Her head had been spinning so quickly, she hadn’t even seen Clara there, lying on a gurney to the left of her.
“Is she all right?” she cried. “Is she all right? Tell me, damn you –”
But she never heard the answer; for when her raised voice reached its peak, the paramedic injected her with a sedative. One moment she was strainin
g against two pairs of arms, trying to reach Clara – and the next she was lying, with the world turning in a wide circle, all around her head. Then she closed her eyes, and was gone for quite some time.
~
When she woke, she found herself (quite as she had done just a few weeks before) lying in a bright white hospital room. The only difference, this time, was that there was no Clara beside her.
Clara! Where could she be? She must be somewhere nearby.

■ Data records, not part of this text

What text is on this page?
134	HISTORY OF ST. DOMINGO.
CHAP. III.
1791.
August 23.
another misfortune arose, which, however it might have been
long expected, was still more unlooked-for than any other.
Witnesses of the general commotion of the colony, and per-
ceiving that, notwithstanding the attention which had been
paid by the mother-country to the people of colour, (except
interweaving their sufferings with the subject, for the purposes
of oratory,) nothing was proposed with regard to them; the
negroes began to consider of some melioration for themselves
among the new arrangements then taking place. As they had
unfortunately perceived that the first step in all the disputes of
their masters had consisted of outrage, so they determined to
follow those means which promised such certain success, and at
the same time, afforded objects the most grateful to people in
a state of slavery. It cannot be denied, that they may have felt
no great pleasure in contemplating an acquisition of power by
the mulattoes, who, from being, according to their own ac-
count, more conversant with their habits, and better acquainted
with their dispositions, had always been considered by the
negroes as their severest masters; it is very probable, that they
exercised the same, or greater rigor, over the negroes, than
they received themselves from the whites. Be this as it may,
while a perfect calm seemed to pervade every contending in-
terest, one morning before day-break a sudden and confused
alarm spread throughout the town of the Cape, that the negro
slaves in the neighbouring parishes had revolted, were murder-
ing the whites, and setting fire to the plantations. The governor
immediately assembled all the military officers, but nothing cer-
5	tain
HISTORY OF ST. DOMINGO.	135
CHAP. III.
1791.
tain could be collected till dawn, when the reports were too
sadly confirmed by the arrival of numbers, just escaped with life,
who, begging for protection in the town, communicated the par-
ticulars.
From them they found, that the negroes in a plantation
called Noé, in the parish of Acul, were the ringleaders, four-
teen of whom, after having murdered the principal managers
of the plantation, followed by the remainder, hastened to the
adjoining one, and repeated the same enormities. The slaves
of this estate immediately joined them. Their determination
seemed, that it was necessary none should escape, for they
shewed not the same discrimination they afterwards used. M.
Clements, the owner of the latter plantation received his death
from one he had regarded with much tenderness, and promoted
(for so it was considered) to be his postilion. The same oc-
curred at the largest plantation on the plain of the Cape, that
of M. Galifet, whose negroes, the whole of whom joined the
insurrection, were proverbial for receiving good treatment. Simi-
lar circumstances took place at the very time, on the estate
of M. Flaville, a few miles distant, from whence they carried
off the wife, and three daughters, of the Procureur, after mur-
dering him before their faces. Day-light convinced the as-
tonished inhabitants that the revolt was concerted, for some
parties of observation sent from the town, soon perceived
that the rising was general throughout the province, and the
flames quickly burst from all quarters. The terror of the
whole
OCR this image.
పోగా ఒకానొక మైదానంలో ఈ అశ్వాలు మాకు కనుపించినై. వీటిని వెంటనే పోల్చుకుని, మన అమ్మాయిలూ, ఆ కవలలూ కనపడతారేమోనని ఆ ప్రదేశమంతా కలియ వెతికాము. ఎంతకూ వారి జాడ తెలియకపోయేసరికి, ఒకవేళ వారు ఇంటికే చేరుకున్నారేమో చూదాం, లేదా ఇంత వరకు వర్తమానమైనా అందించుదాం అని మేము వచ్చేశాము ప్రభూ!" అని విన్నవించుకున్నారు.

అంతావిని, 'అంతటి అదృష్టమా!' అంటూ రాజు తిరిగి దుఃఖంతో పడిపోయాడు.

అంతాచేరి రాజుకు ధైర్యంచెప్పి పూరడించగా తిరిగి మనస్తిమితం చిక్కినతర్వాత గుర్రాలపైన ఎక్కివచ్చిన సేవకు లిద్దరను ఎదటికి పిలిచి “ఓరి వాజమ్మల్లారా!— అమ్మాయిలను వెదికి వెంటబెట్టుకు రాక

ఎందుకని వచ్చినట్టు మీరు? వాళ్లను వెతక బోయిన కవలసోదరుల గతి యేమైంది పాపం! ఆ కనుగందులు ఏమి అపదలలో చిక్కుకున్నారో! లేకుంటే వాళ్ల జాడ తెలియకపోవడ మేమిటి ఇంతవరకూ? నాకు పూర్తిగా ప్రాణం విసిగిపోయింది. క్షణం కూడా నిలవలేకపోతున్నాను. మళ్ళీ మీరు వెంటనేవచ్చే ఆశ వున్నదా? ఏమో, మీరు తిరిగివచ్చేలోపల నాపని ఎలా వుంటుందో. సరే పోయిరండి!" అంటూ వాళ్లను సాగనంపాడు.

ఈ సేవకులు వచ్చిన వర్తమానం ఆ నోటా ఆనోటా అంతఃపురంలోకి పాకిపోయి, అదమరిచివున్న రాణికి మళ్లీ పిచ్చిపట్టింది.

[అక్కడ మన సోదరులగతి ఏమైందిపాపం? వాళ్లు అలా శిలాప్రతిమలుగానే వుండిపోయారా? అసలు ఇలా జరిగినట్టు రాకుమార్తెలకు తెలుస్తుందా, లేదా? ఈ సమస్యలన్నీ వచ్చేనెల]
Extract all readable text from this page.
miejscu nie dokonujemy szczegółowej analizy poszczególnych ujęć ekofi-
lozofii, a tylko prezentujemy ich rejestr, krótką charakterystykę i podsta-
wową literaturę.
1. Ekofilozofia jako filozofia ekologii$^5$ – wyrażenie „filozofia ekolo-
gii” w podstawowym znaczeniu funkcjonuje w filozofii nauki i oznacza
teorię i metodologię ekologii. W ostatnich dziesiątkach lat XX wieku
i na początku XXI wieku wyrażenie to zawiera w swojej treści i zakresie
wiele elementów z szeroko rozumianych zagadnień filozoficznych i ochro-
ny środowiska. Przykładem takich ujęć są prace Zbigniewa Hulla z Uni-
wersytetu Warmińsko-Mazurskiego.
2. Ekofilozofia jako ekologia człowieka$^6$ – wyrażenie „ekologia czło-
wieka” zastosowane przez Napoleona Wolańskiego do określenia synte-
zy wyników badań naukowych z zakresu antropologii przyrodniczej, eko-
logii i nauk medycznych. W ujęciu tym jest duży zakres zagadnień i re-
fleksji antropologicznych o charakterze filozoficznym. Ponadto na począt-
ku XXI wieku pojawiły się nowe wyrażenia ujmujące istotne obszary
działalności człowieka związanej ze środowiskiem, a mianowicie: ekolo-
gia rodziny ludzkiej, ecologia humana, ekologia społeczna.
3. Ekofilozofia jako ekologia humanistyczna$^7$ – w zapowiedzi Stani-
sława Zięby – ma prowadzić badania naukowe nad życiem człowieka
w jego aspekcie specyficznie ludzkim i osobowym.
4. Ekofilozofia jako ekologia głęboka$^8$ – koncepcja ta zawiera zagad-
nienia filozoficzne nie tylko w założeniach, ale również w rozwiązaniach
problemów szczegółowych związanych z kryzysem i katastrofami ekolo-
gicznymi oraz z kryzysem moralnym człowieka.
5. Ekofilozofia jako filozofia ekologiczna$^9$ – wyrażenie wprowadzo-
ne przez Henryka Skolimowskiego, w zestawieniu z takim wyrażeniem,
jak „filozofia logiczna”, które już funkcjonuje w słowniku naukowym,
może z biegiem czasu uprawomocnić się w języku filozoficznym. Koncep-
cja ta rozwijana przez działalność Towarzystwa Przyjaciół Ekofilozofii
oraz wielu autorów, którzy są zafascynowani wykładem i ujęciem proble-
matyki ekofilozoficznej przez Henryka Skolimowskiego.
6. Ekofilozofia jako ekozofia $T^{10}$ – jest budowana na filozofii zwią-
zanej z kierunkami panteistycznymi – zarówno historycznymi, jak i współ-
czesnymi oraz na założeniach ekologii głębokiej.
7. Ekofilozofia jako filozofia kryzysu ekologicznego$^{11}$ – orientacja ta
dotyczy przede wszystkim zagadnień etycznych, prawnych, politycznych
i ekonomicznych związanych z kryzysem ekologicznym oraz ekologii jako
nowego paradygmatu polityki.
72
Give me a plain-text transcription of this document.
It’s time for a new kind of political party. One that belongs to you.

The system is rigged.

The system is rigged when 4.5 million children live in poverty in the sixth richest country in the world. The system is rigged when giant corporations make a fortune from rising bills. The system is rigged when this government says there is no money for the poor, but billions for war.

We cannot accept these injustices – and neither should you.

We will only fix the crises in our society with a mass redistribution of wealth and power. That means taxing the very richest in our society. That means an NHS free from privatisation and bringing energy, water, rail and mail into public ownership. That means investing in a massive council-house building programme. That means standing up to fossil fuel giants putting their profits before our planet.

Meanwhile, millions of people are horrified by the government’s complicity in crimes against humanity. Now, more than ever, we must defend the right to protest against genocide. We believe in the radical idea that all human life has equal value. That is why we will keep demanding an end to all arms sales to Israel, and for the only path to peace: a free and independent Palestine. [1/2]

Lucie tried to leap out of bed, but was painfully and unceremoniously jerked back down to the mattress, by the plastic tube that was sticking out of the crook of her elbow. So she reached down, gritted her teeth, and yanked the needle and tape away. A moment later she was on her feet, and in the hallway, running she didn’t know where.
It wasn’t long, however, before a nurse stopped her. She was a middle-aged white woman, and she spoke to Lucie in English.
“Miss!” she cried, coming cautiously towards Lucie from the opposite side of the hall. “Miss, you should be in bed. Who removed your IV?”
“I did.”
“You shouldn’t have done that! You’re ill, and dehydrated. Please get back to bed!”
“Where is Clara Vicente?”
“I’m sorry – you can’t see her now. She’s not even awake.”
“Is she all right?”
“She’s well enough. You’ll both be better off, though, if you just get back to bed!”
“I don’t want to go back to bed. I want to see Clara!”
“I’m afraid you leave me no choice,” said the nurse. She turned her face from Lucie, and looked towards a triangular desk, which stood perhaps thirty feet down the hall.
“Luisa?” she called.
“Qué?” answered a woman behind the desk.
“Call an orderly for this young woman, please.”